While she tries to find out why her grandpa built a new house, why none of the Liars tried to keep in touch with her over the two summers, and why all the aunts don’t hate each other anymore, she gets flashes of her memories back. She tries to find out, with the help of the rest of the Liars, what happened in Summer 15 — who hurt her and why. We flit through her past summers on Beechwood, understanding the nuances and personalities of all the characters, learning about her grandma Tipper’s death and how it affected her grandpa Harris, a controlling, well-to-do man, trying to get his way and manipulating his daughters into proving themselves worthy of his wealth.

She describes Johnny, the elder son of Aunt Carrie, who was so full of life — seemingly unserious, but committed to everything and everyone he loves. She describes Mirren, the eldest daughter of Aunt Bess, who is sugar and spice, sharp-tongued, but who instantly regrets anything mean she says because she tends to be irritable. She describes Gat — her Gat — who is self-aware and ambitious, and always pushes everyone around him to be better and open their eyes to injustices happening all the time. Cadence’s memories slowly start to come back to her during Summer 17, and what she finally pieces together is something that I really did not expect in my wildest dreams the first time I read this book.
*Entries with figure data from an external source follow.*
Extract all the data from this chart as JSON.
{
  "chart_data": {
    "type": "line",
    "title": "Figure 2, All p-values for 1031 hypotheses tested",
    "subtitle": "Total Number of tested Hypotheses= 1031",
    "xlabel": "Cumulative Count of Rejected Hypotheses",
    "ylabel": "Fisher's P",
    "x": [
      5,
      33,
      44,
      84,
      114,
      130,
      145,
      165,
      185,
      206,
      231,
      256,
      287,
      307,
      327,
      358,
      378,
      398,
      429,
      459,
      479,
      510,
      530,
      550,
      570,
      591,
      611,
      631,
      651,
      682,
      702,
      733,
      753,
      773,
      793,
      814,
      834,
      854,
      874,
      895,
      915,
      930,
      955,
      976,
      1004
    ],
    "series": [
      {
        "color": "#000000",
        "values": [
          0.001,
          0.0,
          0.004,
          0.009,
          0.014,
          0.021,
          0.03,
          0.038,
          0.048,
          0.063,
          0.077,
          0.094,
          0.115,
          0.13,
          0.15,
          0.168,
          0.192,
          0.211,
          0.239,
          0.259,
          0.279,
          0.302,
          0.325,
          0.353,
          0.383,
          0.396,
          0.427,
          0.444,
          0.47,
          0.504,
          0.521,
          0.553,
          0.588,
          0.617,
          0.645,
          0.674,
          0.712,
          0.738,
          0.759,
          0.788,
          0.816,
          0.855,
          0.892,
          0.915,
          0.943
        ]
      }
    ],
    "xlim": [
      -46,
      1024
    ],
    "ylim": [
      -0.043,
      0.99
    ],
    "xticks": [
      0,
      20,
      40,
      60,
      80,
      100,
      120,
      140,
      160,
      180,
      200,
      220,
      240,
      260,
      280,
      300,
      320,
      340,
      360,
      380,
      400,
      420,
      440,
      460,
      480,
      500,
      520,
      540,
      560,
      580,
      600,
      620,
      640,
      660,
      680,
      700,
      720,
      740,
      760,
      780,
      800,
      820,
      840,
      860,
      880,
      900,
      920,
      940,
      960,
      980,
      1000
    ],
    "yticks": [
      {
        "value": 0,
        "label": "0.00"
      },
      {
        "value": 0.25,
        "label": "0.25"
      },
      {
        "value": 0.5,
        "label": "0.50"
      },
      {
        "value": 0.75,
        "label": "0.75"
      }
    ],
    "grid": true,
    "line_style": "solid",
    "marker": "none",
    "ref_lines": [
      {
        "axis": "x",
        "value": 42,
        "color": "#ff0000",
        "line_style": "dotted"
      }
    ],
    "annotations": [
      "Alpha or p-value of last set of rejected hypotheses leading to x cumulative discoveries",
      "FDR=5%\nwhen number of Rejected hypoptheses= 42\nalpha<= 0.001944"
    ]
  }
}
Family of Liars is a prequel to We Were Liars, told from the perspective of Carrie Sinclair, the eldest daughter of Harris and Tipper Sinclair, who is explaining to her son Johnny, what the worst thing she has ever done is. While in We Were Liars, we see all the characters from the perspective of a kid — someone who doesn’t have a full background of the dynamics in this family — Carrie explains it all. She ends up showing how invincible Harris seems, yet makes his motives plausible as he attempts to protect his family.

We learn of another Sinclair sister who died very young at the beach by drowning. This book shows how grief changes people, and how people born and brought up in the same family deal with situations in different ways. As she explains her own Summer 17, when her cousin brings her boyfriend and his friends along for the summer, we hear about their adolescence and the worst thing that she (or, to be specific, they) has done. This family has been holding onto many secrets, only because they have the power and resources to do so.

When I initially started reading these books, I hoped to read a thrilling mystery, and while it fulfils that, it made me fall in love with the half-prose and half-poetry form of writing that E. Lockhart uses — how, in the middle of a sentence, the protagonist switches into a metaphorical (yet highly dramatic and hyperbolical) poetic explanation of the situation, similar to how a teenager would truly think. The presentation of a highly dysfunctional family, but through the lens of stories from Grimm’s fairy tales that explain what is going to happen next, adds a touch of mysticism and fantasy to it all.

The language is simple yet descriptive enough to take you to Beechwood in your mind, the imagery quite clear, especially with the help of the map at the beginning of the book. The presence of inherent racism, along with the power of privilege and the subtle, entangled, always-make-your-stakes-higher fight amongst the mothers, is prominent. This shows how it affects the kids psychologically, pressurizing them to choose between what they care most for and what they can do for their futures. I truly love every single character, as they all are so complex yet so human in their portrayal. Can’t wait for the next instalment in this series!


Favourite line: We are liars. We are beautiful and privileged. We are cracked and broken.”